YouTube has published an outline of how it recommends videos. It helps creators establish an audience and connect to more viewers with their videos.
Presented by Rachel Alves, a YouTube product manager, the overview shares insights on how the recommendation systems works.
The presentation is often seen at conferences where Alves joins in. and it helps people appreciate the systems that affect video distribution in the background.
“You don’t need to be an expert in algorithms of analytics to be successful on YouTube,” says Alves.
The aim is for users to stay longer and keep returning. They do it by ensuring the users have a good time on the platform.
“So we really maximize long-term satisfaction, so viewers keep coming back to YouTube,” adds Alves.
“If we go back to 2011, what we optimized for was clicks and views […] but that’s not that great of a metric, because it may indirectly incentivize clickbait-y or sensational titles or thumbnails that get people in to watch a video, but doesn’t make them very satisfied or happy.”
Alves says the most feedback YouTube had initially for its feed was that users’ home feeds got flooded with “sensational or off-putting videos.” They fixed this by switching to watch time as a key metric in 2012.
“How much time somebody spends watching a video or channel is much more indicative of the quality of the content, because if you spend more time watching something, it’s more likely that you’re going to be interested in it,” says Alves.
Alves says watch time also has a downside.
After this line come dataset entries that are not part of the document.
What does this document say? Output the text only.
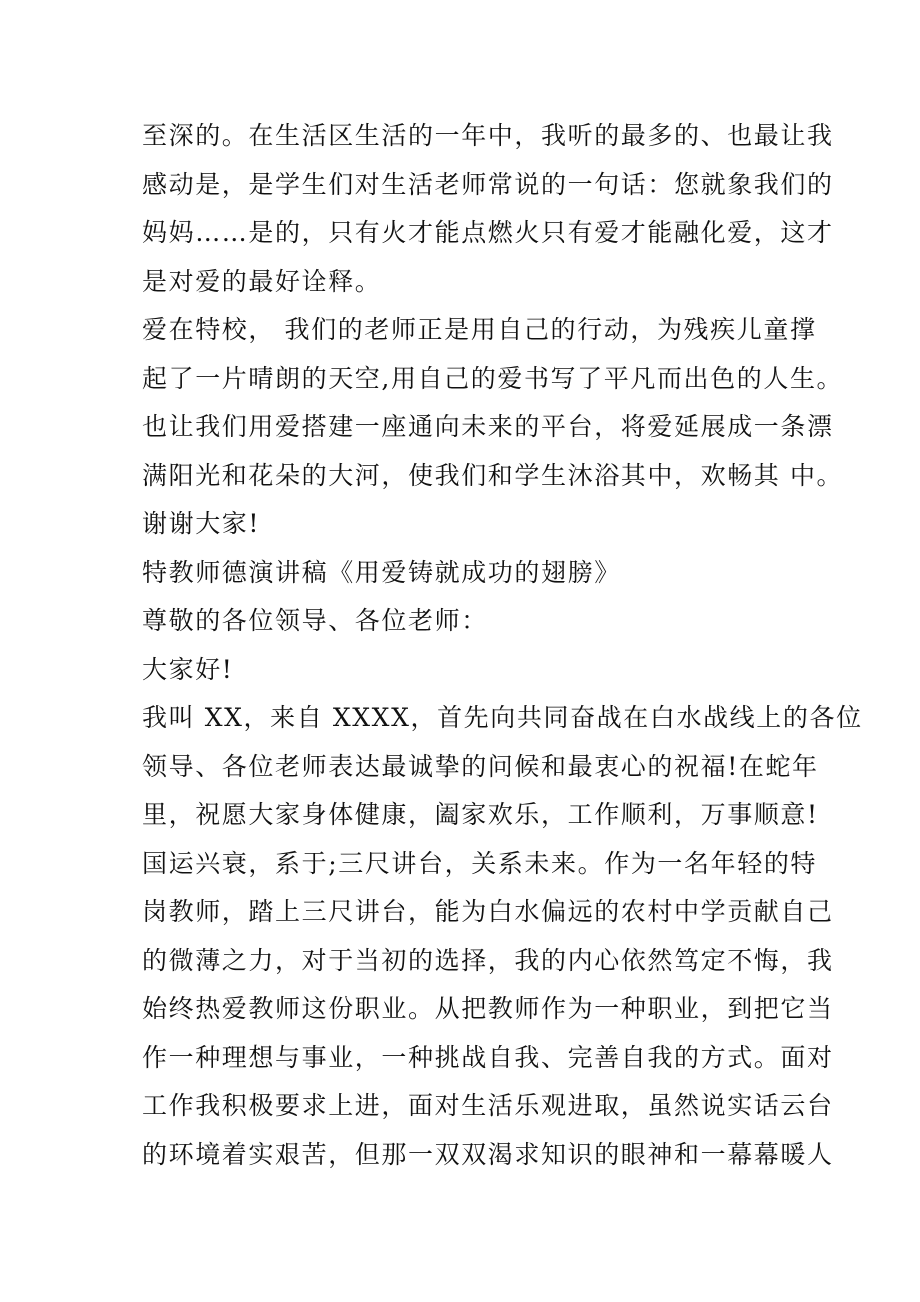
至深的。在生活区生活的一年中，我听的最多的、也最让我
感动是，是学生们对生活老师常说的一句话：您就象我们的
妈妈……是的，只有火才能点燃火只有爱才能融化爱，这才
是对爱的最好诠释。
爱在特校， 我们的老师正是用自己的行动，为残疾儿童撑
起了一片晴朗的天空,用自己的爱书写了平凡而出色的人生。
也让我们用爱搭建一座通向未来的平台，将爱延展成一条漂
满阳光和花朵的大河，使我们和学生沐浴其中，欢畅其 中。
谢谢大家!
特教师德演讲稿《用爱铸就成功的翅膀》
尊敬的各位领导、各位老师：
大家好!
我叫 XX，来自 XXXX，首先向共同奋战在白水战线上的各位
领导、各位老师表达最诚挚的问候和最衷心的祝福!在蛇年
里，祝愿大家身体健康，阖家欢乐，工作顺利，万事顺意!
国运兴衰，系于;三尺讲台，关系未来。作为一名年轻的特
岗教师，踏上三尺讲台，能为白水偏远的农村中学贡献自己
的微薄之力，对于当初的选择，我的内心依然笃定不悔，我
始终热爱教师这份职业。从把教师作为一种职业，到把它当
作一种理想与事业，一种挑战自我、完善自我的方式。面对
工作我积极要求上进，面对生活乐观进取，虽然说实话云台
的环境着实艰苦，但那一双双渴求知识的眼神和一幕幕暖人
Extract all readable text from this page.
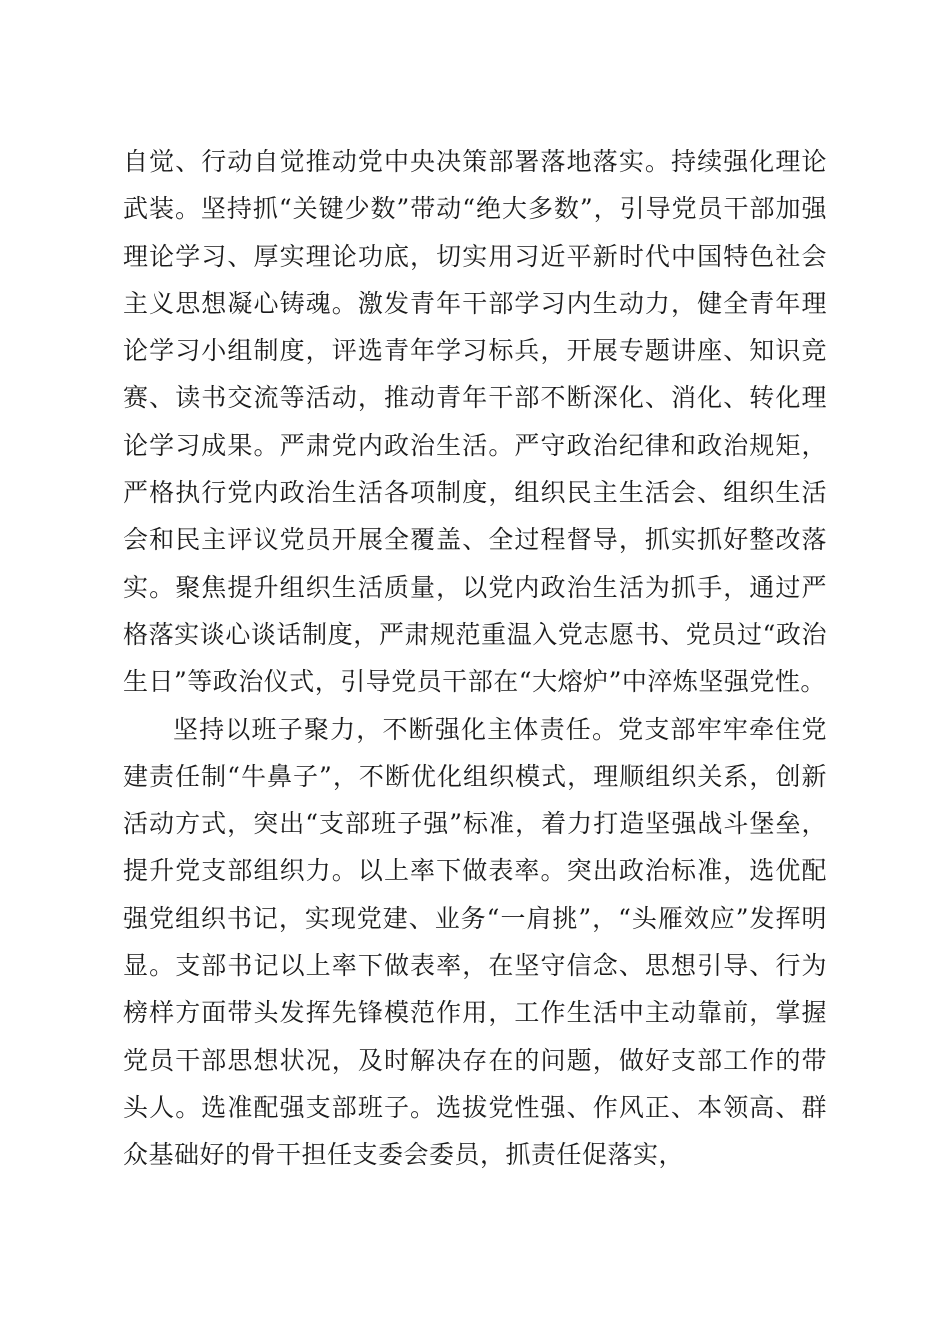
自觉、行动自觉推动党中央决策部署落地落实。持续强化理论武装。坚持抓“关键少数”带动“绝大多数”，引导党员干部加强理论学习、厚实理论功底，切实用习近平新时代中国特色社会主义思想凝心铸魂。激发青年干部学习内生动力，健全青年理论学习小组制度，评选青年学习标兵，开展专题讲座、知识竞赛、读书交流等活动，推动青年干部不断深化、消化、转化理论学习成果。严肃党内政治生活。严守政治纪律和政治规矩，严格执行党内政治生活各项制度，组织民主生活会、组织生活会和民主评议党员开展全覆盖、全过程督导，抓实抓好整改落实。聚焦提升组织生活质量，以党内政治生活为抓手，通过严格落实谈心谈话制度，严肃规范重温入党志愿书、党员过“政治生日”等政治仪式，引导党员干部在“大熔炉”中淬炼坚强党性。

坚持以班子聚力，不断强化主体责任。党支部牢牢牵住党建责任制“牛鼻子”，不断优化组织模式，理顺组织关系，创新活动方式，突出“支部班子强”标准，着力打造坚强战斗堡垒，提升党支部组织力。以上率下做表率。突出政治标准，选优配强党组织书记，实现党建、业务“一肩挑”，“头雁效应”发挥明显。支部书记以上率下做表率，在坚守信念、思想引导、行为榜样方面带头发挥先锋模范作用，工作生活中主动靠前，掌握党员干部思想状况，及时解决存在的问题，做好支部工作的带头人。选准配强支部班子。选拔党性强、作风正、本领高、群众基础好的骨干担任支委会委员，抓责任促落实，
You may watch videos for hours, but you may not feel good about how your time was spent.
YouTube has since looked for ways to better define “quality or value” watch time to optimize more towards satisfying users.
Here’s what they did:
- Send millions of user surveys every month to find out and optimize for what people like and enjoy.
- Focus on convincing content from established outlets for news content
- Stop the spread of “borderline” violative content
The highlight is on user satisfaction and to ensure people feel good. But YouTube must also maintain accountability on what gets amplified through its recommendations.
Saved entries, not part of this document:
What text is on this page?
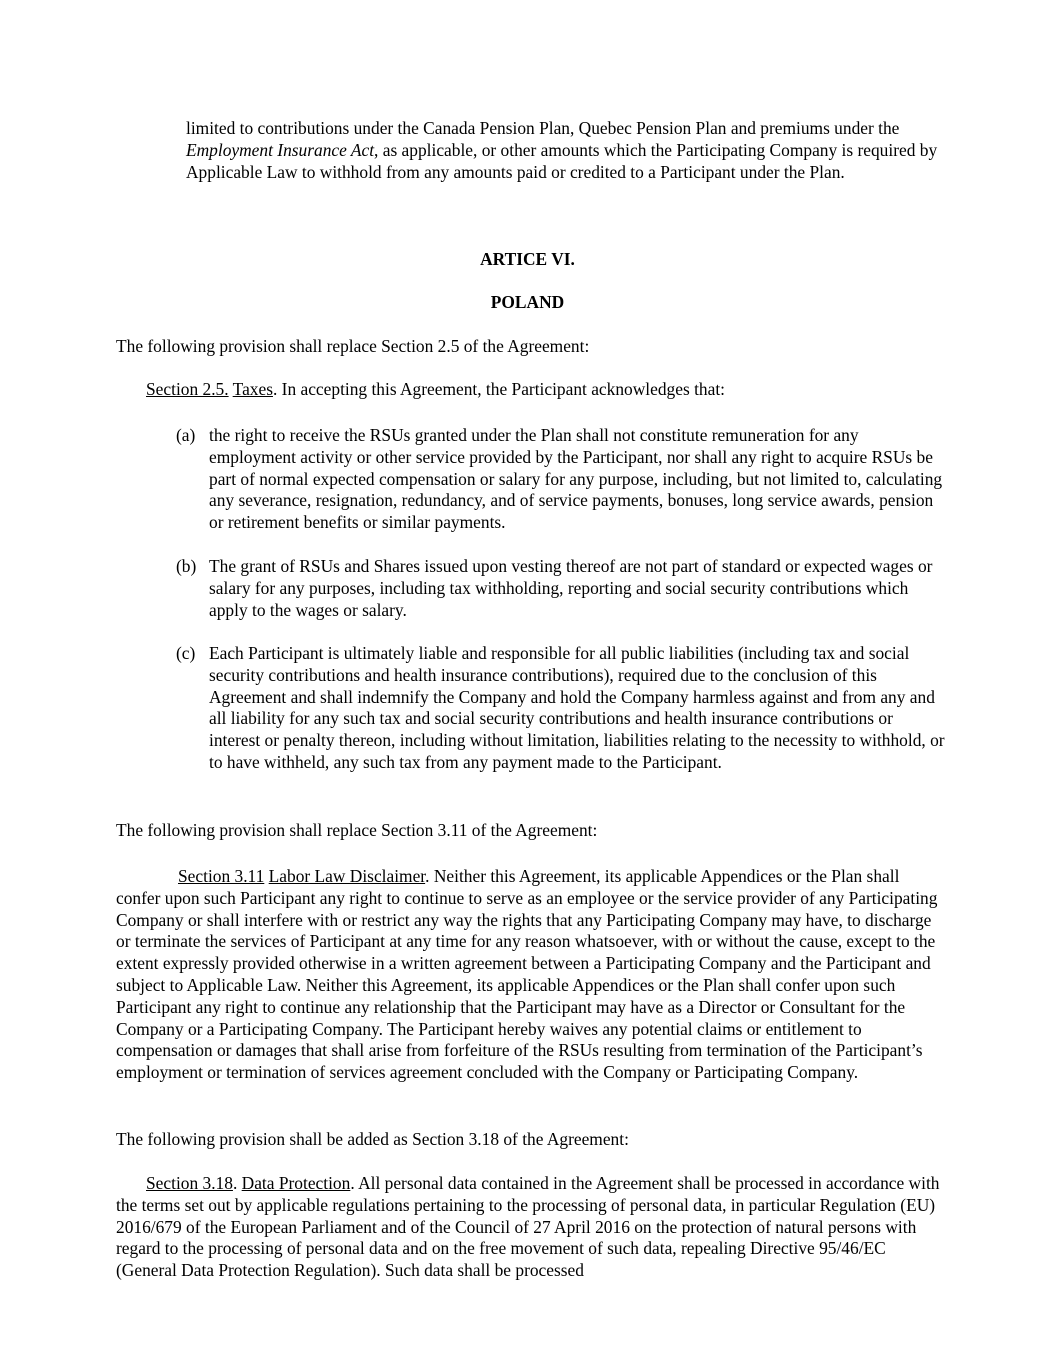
limited to contributions under the Canada Pension Plan, Quebec Pension Plan and premiums under the Employment Insurance Act, as applicable, or other amounts which the Participating Company is required by Applicable Law to withhold from any amounts paid or credited to a Participant under the Plan.

ARTICE VI.

POLAND

The following provision shall replace Section 2.5 of the Agreement:

Section 2.5. Taxes. In accepting this Agreement, the Participant acknowledges that:

(a) the right to receive the RSUs granted under the Plan shall not constitute remuneration for any employment activity or other service provided by the Participant, nor shall any right to acquire RSUs be part of normal expected compensation or salary for any purpose, including, but not limited to, calculating any severance, resignation, redundancy, and of service payments, bonuses, long service awards, pension or retirement benefits or similar payments.
(b) The grant of RSUs and Shares issued upon vesting thereof are not part of standard or expected wages or salary for any purposes, including tax withholding, reporting and social security contributions which apply to the wages or salary.
(c) Each Participant is ultimately liable and responsible for all public liabilities (including tax and social security contributions and health insurance contributions), required due to the conclusion of this Agreement and shall indemnify the Company and hold the Company harmless against and from any and all liability for any such tax and social security contributions and health insurance contributions or interest or penalty thereon, including without limitation, liabilities relating to the necessity to withhold, or to have withheld, any such tax from any payment made to the Participant.

The following provision shall replace Section 3.11 of the Agreement:

Section 3.11 Labor Law Disclaimer. Neither this Agreement, its applicable Appendices or the Plan shall confer upon such Participant any right to continue to serve as an employee or the service provider of any Participating Company or shall interfere with or restrict any way the rights that any Participating Company may have, to discharge or terminate the services of Participant at any time for any reason whatsoever, with or without the cause, except to the extent expressly provided otherwise in a written agreement between a Participating Company and the Participant and subject to Applicable Law. Neither this Agreement, its applicable Appendices or the Plan shall confer upon such Participant any right to continue any relationship that the Participant may have as a Director or Consultant for the Company or a Participating Company. The Participant hereby waives any potential claims or entitlement to compensation or damages that shall arise from forfeiture of the RSUs resulting from termination of the Participant’s employment or termination of services agreement concluded with the Company or Participating Company.

The following provision shall be added as Section 3.18 of the Agreement:

Section 3.18. Data Protection. All personal data contained in the Agreement shall be processed in accordance with the terms set out by applicable regulations pertaining to the processing of personal data, in particular Regulation (EU) 2016/679 of the European Parliament and of the Council of 27 April 2016 on the protection of natural persons with regard to the processing of personal data and on the free movement of such data, repealing Directive 95/46/EC (General Data Protection Regulation). Such data shall be processed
Alves says they keep mum from creators on this information for now. They often have limited feedback on each video to offer useful feedback. But the info can inform better on their algorithms.
“We are looking at adding more satisfaction data, and externalizing it to creators, so it is something we’re working on,” says Alves.
YouTube also uses signals like:
- Clicking/tapping ‘Not interested’ in the video menu
- Likes and dislikes
Alves notes the Homepage and ‘Suggested’ listings use different algorithms. The idea of having one central YouTube algorithm is incorrect.
“The Home page offers up a broad array of videos when you visit youtube.com, and it uses similar signals as ‘Suggested’, but they are designed to do slightly different things,” says Alves.
She notes that creators look for ways to know how they can optimize. But she says they can’t.
“You can’t optimize for a traffic source, you can only optimize for people or viewers.,” explains Alves.
You can see more of the overview here.